Hwang used swaps, a type of derivative that gives an investor exposure to the gains or losses in an underlying asset without owning it directly. This concealed both his identity and the size of his positions. Even the firms that financed his investments couldn’t see the big picture. That’s why on Friday, March 26, when investors around the world learned that a company called Archegos had defaulted on loans used to build a staggering $100 billion portfolio, the first question was, “Who on earth is Bill Hwang?”

Because he was using borrowed money and levering up his bets fivefold, Hwang’s collapse left a trail of destruction. Banks dumped his holdings, savaging stock prices. Credit Suisse Group AG, one of Hwang’s lenders, lost $4.7 billion; several top executives, including the head of investment banking, have been forced out. Nomura Holdings Inc. faces a loss of about $2 billion… On March 25, when Hwang’s financiers were finally able to compare notes, it became clear that his trading strategy was strikingly simple. Archegos appears to have plowed most of the money it borrowed into a handful of stocks — ViacomCBS, GSX Techedu, and Shopify among them. This was no arbitrage on collateralized bundles of obscure financial contracts. Hwang invested the Tiger way, using deep fundamental analysis to find promising stocks, and he built a highly concentrated portfolio. The denizens of Reddit’s WallStreetBets day trading on Robinhood can do almost the same thing, riding such popular themes as cord cutting, virtual education, and online shopping. Only no brokerage will extend them anywhere near the amount of leverage billionaires get…

People familiar with Archegos say the firm steadily ramped up its leverage. Initially that meant about “2x,” or $1 million borrowed for every $1 million of capital. By late March the leverage was 5x or more. Raising money to invest in streaming made sense. Or so it seemed in the ViacomCBS C-suite. Instead, the stock tanked 9% on Tuesday and 23% on Wednesday. Hwang’s bets suddenly went haywire, jeopardizing his swap agreements…

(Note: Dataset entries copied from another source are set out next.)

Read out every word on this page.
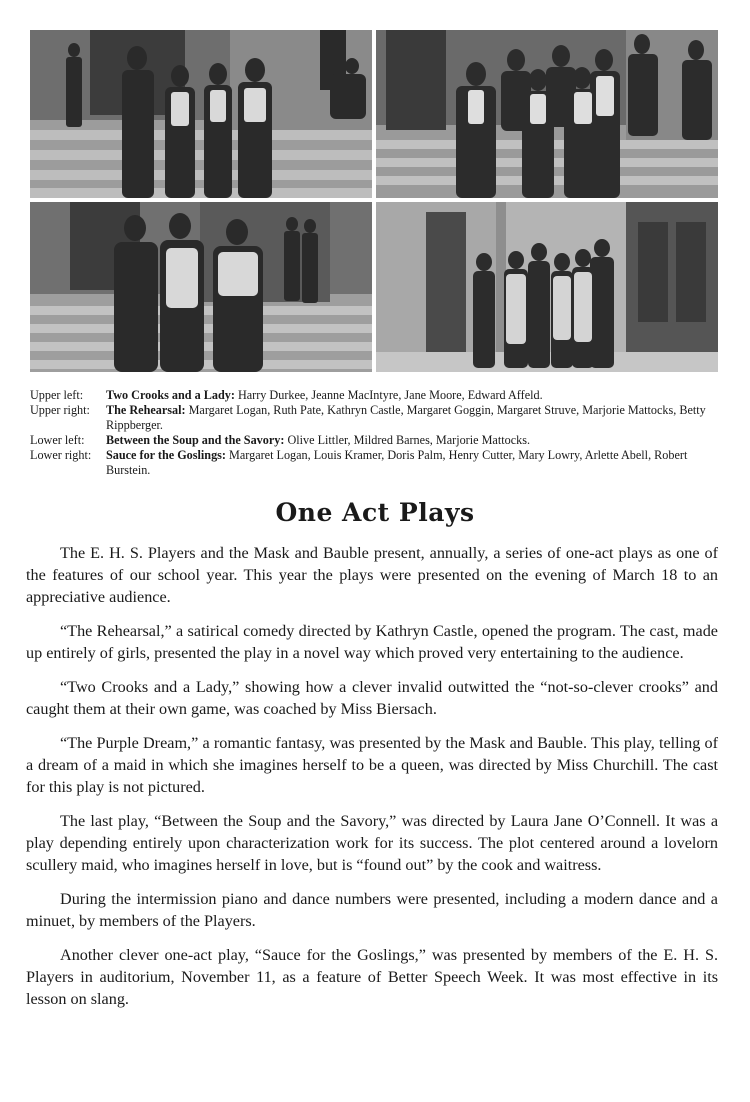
Upper left: Two Crooks and a Lady: Harry Durkee, Jeanne MacIntyre, Jane Moore, Edward Affeld.

Upper right: The Rehearsal: Margaret Logan, Ruth Pate, Kathryn Castle, Margaret Goggin, Margaret Struve, Marjorie Mattocks, Betty Rippberger.

Lower left: Between the Soup and the Savory: Olive Littler, Mildred Barnes, Marjorie Mattocks.

Lower right: Sauce for the Goslings: Margaret Logan, Louis Kramer, Doris Palm, Henry Cutter, Mary Lowry, Arlette Abell, Robert Burstein.

One Act Plays

The E. H. S. Players and the Mask and Bauble present, annually, a series of one-act plays as one of the features of our school year. This year the plays were presented on the evening of March 18 to an appreciative audience.

“The Rehearsal,” a satirical comedy directed by Kathryn Castle, opened the program. The cast, made up entirely of girls, presented the play in a novel way which proved very entertaining to the audience.

“Two Crooks and a Lady,” showing how a clever invalid outwitted the “not-so-clever crooks” and caught them at their own game, was coached by Miss Biersach.

“The Purple Dream,” a romantic fantasy, was presented by the Mask and Bauble. This play, telling of a dream of a maid in which she imagines herself to be a queen, was directed by Miss Churchill. The cast for this play is not pictured.

The last play, “Between the Soup and the Savory,” was directed by Laura Jane O’Connell. It was a play depending entirely upon characterization work for its success. The plot centered around a lovelorn scullery maid, who imagines herself in love, but is “found out” by the cook and waitress.

During the intermission piano and dance numbers were presented, including a modern dance and a minuet, by members of the Players.

Another clever one-act play, “Sauce for the Goslings,” was presented by members of the E. H. S. Players in auditorium, November 11, as a feature of Better Speech Week. It was most effective in its lesson on slang.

Hwang, say people with swaps experience, likely had borrowed roughly $85 million for every $20 million, investing $100 and setting aside $5 to post margin as needed. But the massive portfolio had cratered so quickly that its losses blew through that small buffer as well as his capital.
“The best thing anyone can say about the Archegos collapse is that it didn’t spark a market meltdown,” the article concludes. “The worst thing is that it was an entirely preventable disaster made possible by Hwang’s lenders…”

“Regulators are to blame, too. As Congress was told at hearings following the GameStop Corp. debacle in January, there’s not enough transparency in the stock market.”